Communication in Engineering

00:46:40
Speaker
numerical process? Yeah.
00:46:42
Speaker
I just want you to remember that there's nothing in engineering that doesn't get touched by communication. it's it's There's no such thing as a right answer that is discovered by code. There's no such thing as a correct way to do an analysis without the the act of justifying it both on the front end in terms of assumptions going in and on the back end in terms of its appropriateness.
00:47:10
Speaker
You have to do these things. this is not This is not a domain where there is just a thing that is right and a thing that is wrong at any useful problem scale. This may be true about math problems, but engineering isn't just math problems. Engineering is solving people's problems using math and models and physics and all this stuff, and it all is very complicated. It's all very hand-wavy, right? These models are not wrong. This is the whole some models are... but All models are wrong, but some are useful kind of approach, and that's very true.
00:47:38
Speaker
And all of it comes together into this big soup, which we call an analysis code. But the analysis code's usefulness only extends as far as your ability to convince somebody that it is useful and trustworthy and in many ways intuitive.
00:47:55
Speaker
And if you don't do that through your code commenting, it's not going to happen. ah Running a piece of code in MATLAB and seeing a plot pop out of it is not self-standing. It's not a stable way of analyzing the trustworthiness of this code or this result.
00:48:12
Speaker
It's got to be explained by a human being. It's got to be analyzed and defended and evaluated and has to to withstand the crucible. Contextualized. Yeah, contextualized. It has to be interrogated.
00:48:25
Speaker
And all of that stuff is the stuff that is handled by comments. It's not the code itself. So this is a survival trait. It's also your job security.
00:48:36
Speaker
right So take it seriously. LLMs can write code, but they're not very good at contextualizing why this code is ideal for you right now. It'll just lie to you about that. I mean, it's it at some point, LLMs have to lie. We could have a whole conversation about what LLMs are really doing, but at some point, they will hallucinate.
00:48:58
Speaker
And if they're if they hallucinate at the wrong time about the wrong thing, this is an extreme problem, and that's where you step in.
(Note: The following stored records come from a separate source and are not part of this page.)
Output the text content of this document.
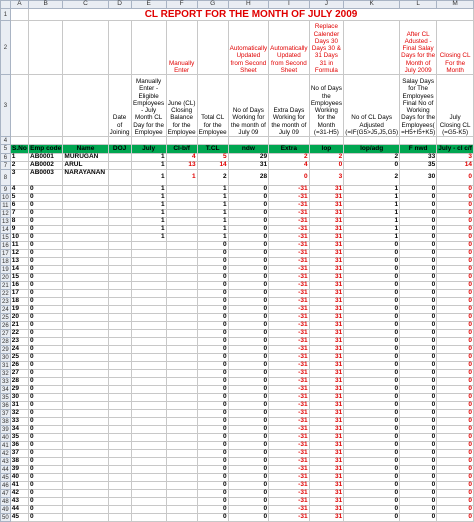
	A	B	C	D	E	F	G	H	I	J	K	L	M
1		CL REPORT FOR THE MONTH OF JULY 2009											
2						Manually Enter		Automatically Updated from Second Sheet	Automatically Updated from Second Sheet	Replace Calender Days 30 Days 30 & 31 Days 31 in Formula		After CL Adusted - Final Salay Days for the Month of July 2009	Closing CL For the Month
3				Date of Joining	Manually Enter - Eligible Employees - July Month CL Day for the Employee	June (CL) Closing Balance for the Employee	Total CL for the Employee	No of Days Working for the month of July 09	Extra Days Working for the month of July 09	No of Days the Employees Working for the Month (=31-H5)	No of CL Days Adjusted (=IF(G5>J5,J5,G5)	Salay Days for The Employees Final No of Working Days for the Employees( =H5+I5+K5)	July Closing CL (=G5-K5)
4													
5	S.No	Emp code	Name	DOJ	July	Cl-b/f	T.CL	ndw	Extra	lop	lop/adg	F nwd	July - cl c/f
6	1	AB0001	MURUGAN		1	4	5	29	2	2	2	33	3
7	2	AB0002	ARUL		1	13	14	31	4	0	0	35	14
8	3	AB0003	NARAYANAN		1	1	2	28	0	3	2	30	0
9	4	0			1		1	0	-31	31	1	0	0
10	5	0			1		1	0	-31	31	1	0	0
11	6	0			1		1	0	-31	31	1	0	0
12	7	0			1		1	0	-31	31	1	0	0
13	8	0			1		1	0	-31	31	1	0	0
14	9	0			1		1	0	-31	31	1	0	0
15	10	0			1		1	0	-31	31	1	0	0
16	11	0					0	0	-31	31	0	0	0
17	12	0					0	0	-31	31	0	0	0
18	13	0					0	0	-31	31	0	0	0
19	14	0					0	0	-31	31	0	0	0
20	15	0					0	0	-31	31	0	0	0
21	16	0					0	0	-31	31	0	0	0
22	17	0					0	0	-31	31	0	0	0
23	18	0					0	0	-31	31	0	0	0
24	19	0					0	0	-31	31	0	0	0
25	20	0					0	0	-31	31	0	0	0
26	21	0					0	0	-31	31	0	0	0
27	22	0					0	0	-31	31	0	0	0
28	23	0					0	0	-31	31	0	0	0
29	24	0					0	0	-31	31	0	0	0
30	25	0					0	0	-31	31	0	0	0
31	26	0					0	0	-31	31	0	0	0
32	27	0					0	0	-31	31	0	0	0
33	28	0					0	0	-31	31	0	0	0
34	29	0					0	0	-31	31	0	0	0
35	30	0					0	0	-31	31	0	0	0
36	31	0					0	0	-31	31	0	0	0
37	32	0					0	0	-31	31	0	0	0
38	33	0					0	0	-31	31	0	0	0
39	34	0					0	0	-31	31	0	0	0
40	35	0					0	0	-31	31	0	0	0
41	36	0					0	0	-31	31	0	0	0
42	37	0					0	0	-31	31	0	0	0
43	38	0					0	0	-31	31	0	0	0
44	39	0					0	0	-31	31	0	0	0
45	40	0					0	0	-31	31	0	0	0
46	41	0					0	0	-31	31	0	0	0
47	42	0					0	0	-31	31	0	0	0
48	43	0					0	0	-31	31	0	0	0
49	44	0					0	0	-31	31	0	0	0
50	45	0					0	0	-31	31	0	0	0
That's where the engineer makes their money in the modern... Problem-solving landscape is making sure that the calling bullshit on LLMs.
00:49:12
Speaker
Yeah. Math is math. Physics is physics. Engineering is human. It's about human problems. Right. and And if there's no right answer, then it's all about the interpretation of your answer.
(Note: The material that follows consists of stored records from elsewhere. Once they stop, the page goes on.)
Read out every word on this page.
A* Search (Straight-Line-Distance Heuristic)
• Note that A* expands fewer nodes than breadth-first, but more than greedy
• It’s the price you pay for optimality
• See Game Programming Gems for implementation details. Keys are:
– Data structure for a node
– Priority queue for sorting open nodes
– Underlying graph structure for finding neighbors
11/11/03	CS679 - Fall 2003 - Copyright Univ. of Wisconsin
Final Thoughts and Encouragement

00:49:26
Speaker
And that's communication. And that's what coding, commenting is all about, is interpretation of your code. So there are a million other little kind of axiomatic pieces of wisdom about how to structure things, how to name variables, all these really...
00:49:42
Speaker
interesting kind of mini practices within the practice of commenting. But all of that is just splitting hairs. And you can find style guides on that kind of stuff. You can find threads on Reddit.
00:49:53
Speaker
Or even once you are employed, your employer might have ah a particular way that they like it done. Yeah, they might differ between bosses. There might be a style guide somewhere. But for the most part, you, first of all, need to find all that stuff out the hard way, which is making mistakes and having somebody correct you.
00:50:09
Speaker
But you have to do it. Because if you don't do it, again, your boss will be mad and you'll be fired. And also, no one will trust any of your work. And your code will die or be left on the shelf. it's yeah Again, it's sad to think that you spent time building this thing.
00:50:26
Speaker
And just like an a an artist would build something. It's like making a cake that's never eaten. yeah That sucks. you know and And it doesn't feel good for anybody. People who don't get to eat the cake and the baker.
00:50:39
Speaker
Well, thank you so much for being with us today, David. Yeah, thank you, Jill. I really enjoyed this, and I hope that everybody writes comments for their code. That's it. That's all I want. Please.